Well, the answer to the latter question is a strong yes. But Meta’s plan to make money from WhatsApp is a line of business you’d have possibly not heard of — WhatsApp for Business i.e. making money from other businesses.

So, in this article, we’ll dig deep to understand WhatsApp for Business and how it will make money for Meta.

WhatsApp’s first business model

WhatsApp was founded as a messaging app in 2009. By 2013, WhatsApp had already become very popular with 200 million+ annual users across the world.

Till then, WhatsApp was entirely free to use. Now, the founders chose the most obvious way of making money from WhatsApp.

They allowed users to use the app for free for a year. After which, the users would be charged a tiny fee of $1 every year to continue using the app.

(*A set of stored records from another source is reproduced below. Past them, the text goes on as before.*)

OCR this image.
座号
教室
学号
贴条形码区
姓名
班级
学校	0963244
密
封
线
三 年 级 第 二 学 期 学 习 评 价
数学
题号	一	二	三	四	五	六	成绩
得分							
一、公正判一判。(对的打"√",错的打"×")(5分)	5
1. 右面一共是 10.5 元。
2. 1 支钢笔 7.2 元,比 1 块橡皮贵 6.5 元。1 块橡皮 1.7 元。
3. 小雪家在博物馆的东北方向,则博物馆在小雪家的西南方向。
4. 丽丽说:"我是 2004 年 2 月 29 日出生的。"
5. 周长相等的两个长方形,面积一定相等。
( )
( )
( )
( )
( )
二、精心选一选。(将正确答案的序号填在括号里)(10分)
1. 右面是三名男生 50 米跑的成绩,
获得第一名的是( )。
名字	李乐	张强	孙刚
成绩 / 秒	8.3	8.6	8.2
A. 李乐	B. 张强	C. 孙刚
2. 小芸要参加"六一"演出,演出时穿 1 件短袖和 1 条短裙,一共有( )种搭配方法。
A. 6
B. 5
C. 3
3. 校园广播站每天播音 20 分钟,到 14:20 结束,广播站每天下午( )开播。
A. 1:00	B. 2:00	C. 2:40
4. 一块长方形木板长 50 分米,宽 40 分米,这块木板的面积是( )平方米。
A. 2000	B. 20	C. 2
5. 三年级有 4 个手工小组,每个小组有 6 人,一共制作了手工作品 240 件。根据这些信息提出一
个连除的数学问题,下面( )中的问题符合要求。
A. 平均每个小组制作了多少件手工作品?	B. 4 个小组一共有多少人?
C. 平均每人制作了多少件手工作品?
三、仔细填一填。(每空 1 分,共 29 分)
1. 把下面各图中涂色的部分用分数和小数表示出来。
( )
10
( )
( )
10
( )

Now, at its peak (2016), WhatsApp touched 1 billion annual users[2]. This would mean they could make $1 billion in revenue through this subscription model!

Of course, a huge number of users would have possibly shifted to a free alternative like Telegram and the actual revenue would have been much lesser.

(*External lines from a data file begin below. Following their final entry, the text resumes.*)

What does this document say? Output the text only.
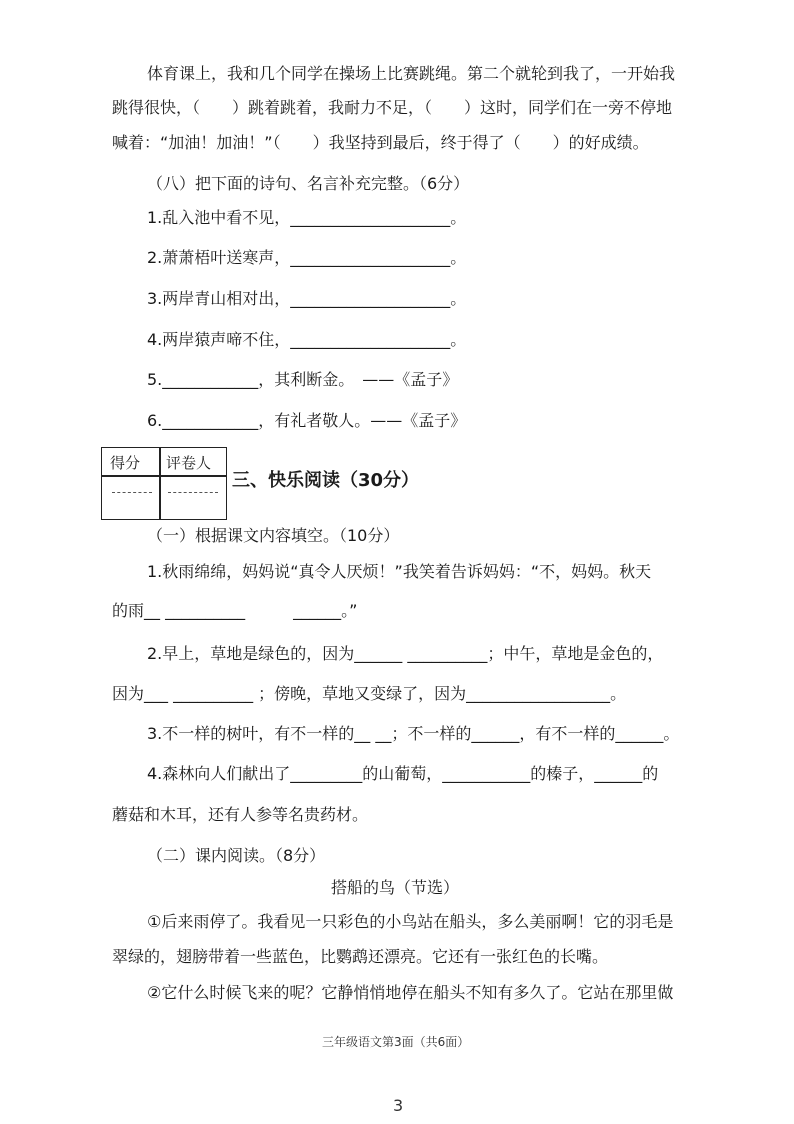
体育课上，我和几个同学在操场上比赛跳绳。第二个就轮到我了，一开始我
跳得很快，（　　）跳着跳着，我耐力不足，（　　）这时，同学们在一旁不停地
喊着：“加油！加油！”（　　）我坚持到最后，终于得了（　　）的好成绩。
（八）把下面的诗句、名言补充完整。（6分）
1.乱入池中看不见，____________________。
2.萧萧梧叶送寒声，____________________。
3.两岸青山相对出，____________________。
4.两岸猿声啼不住，____________________。
5.____________，其利断金。　——《孟子》
6.____________，有礼者敬人。——《孟子》
得分 评卷人
三、快乐阅读（30分）
（一）根据课文内容填空。（10分）
1.秋雨绵绵，妈妈说“真令人厌烦！”我笑着告诉妈妈：“不，妈妈。秋天
的雨__ __________　　　______。”
2.早上，草地是绿色的，因为______ __________；中午，草地是金色的，
因为___ __________ ；傍晚，草地又变绿了，因为__________________。
3.不一样的树叶，有不一样的__ __；不一样的______，有不一样的______。
4.森林向人们献出了_________的山葡萄，___________的榛子，______的
蘑菇和木耳，还有人参等名贵药材。
（二）课内阅读。（8分）
搭船的鸟（节选）
①后来雨停了。我看见一只彩色的小鸟站在船头，多么美丽啊！它的羽毛是
翠绿的，翅膀带着一些蓝色，比鹦鹉还漂亮。它还有一张红色的长嘴。
②它什么时候飞来的呢？它静悄悄地停在船头不知有多久了。它站在那里做
三年级语文第3面（共6面）
3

In reality though, this is what happened. Meta (or Facebook, back then) acquired WhatsApp in 2014 and in 2016, they announced that the $1 fee was permanently removed[3].

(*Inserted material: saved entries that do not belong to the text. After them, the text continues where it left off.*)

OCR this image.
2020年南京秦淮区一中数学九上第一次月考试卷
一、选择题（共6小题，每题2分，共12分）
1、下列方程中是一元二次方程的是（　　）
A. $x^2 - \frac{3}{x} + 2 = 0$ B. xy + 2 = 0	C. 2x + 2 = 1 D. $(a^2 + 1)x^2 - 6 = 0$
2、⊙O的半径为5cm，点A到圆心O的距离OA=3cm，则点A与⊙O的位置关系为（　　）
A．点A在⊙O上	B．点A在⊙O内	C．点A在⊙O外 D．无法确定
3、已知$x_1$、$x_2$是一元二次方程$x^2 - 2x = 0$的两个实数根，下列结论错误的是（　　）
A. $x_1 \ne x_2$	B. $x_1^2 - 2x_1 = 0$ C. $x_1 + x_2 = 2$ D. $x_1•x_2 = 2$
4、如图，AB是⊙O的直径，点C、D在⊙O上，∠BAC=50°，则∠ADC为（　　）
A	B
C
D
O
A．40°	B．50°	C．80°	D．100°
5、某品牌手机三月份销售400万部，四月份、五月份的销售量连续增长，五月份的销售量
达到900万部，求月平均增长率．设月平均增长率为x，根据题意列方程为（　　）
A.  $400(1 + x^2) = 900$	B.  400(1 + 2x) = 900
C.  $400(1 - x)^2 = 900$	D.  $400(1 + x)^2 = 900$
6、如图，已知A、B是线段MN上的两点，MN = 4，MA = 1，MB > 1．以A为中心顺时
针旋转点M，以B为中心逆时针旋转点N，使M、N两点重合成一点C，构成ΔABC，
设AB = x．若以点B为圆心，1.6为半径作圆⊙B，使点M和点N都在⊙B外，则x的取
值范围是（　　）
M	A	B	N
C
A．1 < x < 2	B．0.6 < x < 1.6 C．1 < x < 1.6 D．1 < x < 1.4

Facebook said that it wanted to generate revenue from WhatsApp in a more “meaningful” way in the future.

Making money from businesses: The more “meaningful” way

Traditionally, businesses have communicated with their potential and existing customers using telephone calls, emails, and text messages.

Enter WhatsApp with its reach of 2 billion users, and ease of use. Imagine if these businesses start using WhatsApp to communicate with their customers.

Businesses would reach users on their preferred channel where people spend most of their time. Plus, the conversations don’t have to be text-only, and these parties can easily exchange pictures & videos making the conversation more engaging.

In the same announcement of 2016, Facebook also said that it plans to buildd tools that allow people to communicate with businesses & organizations via WhatsApp. For instance, talking to your bank about a suspicious transaction or checking the status of your flight with the airline[4].

But how much money can WhatsApp make from businesses?

It all comes down to numbers now! Is WhatsApp’s business offering lucrative enough for Meta?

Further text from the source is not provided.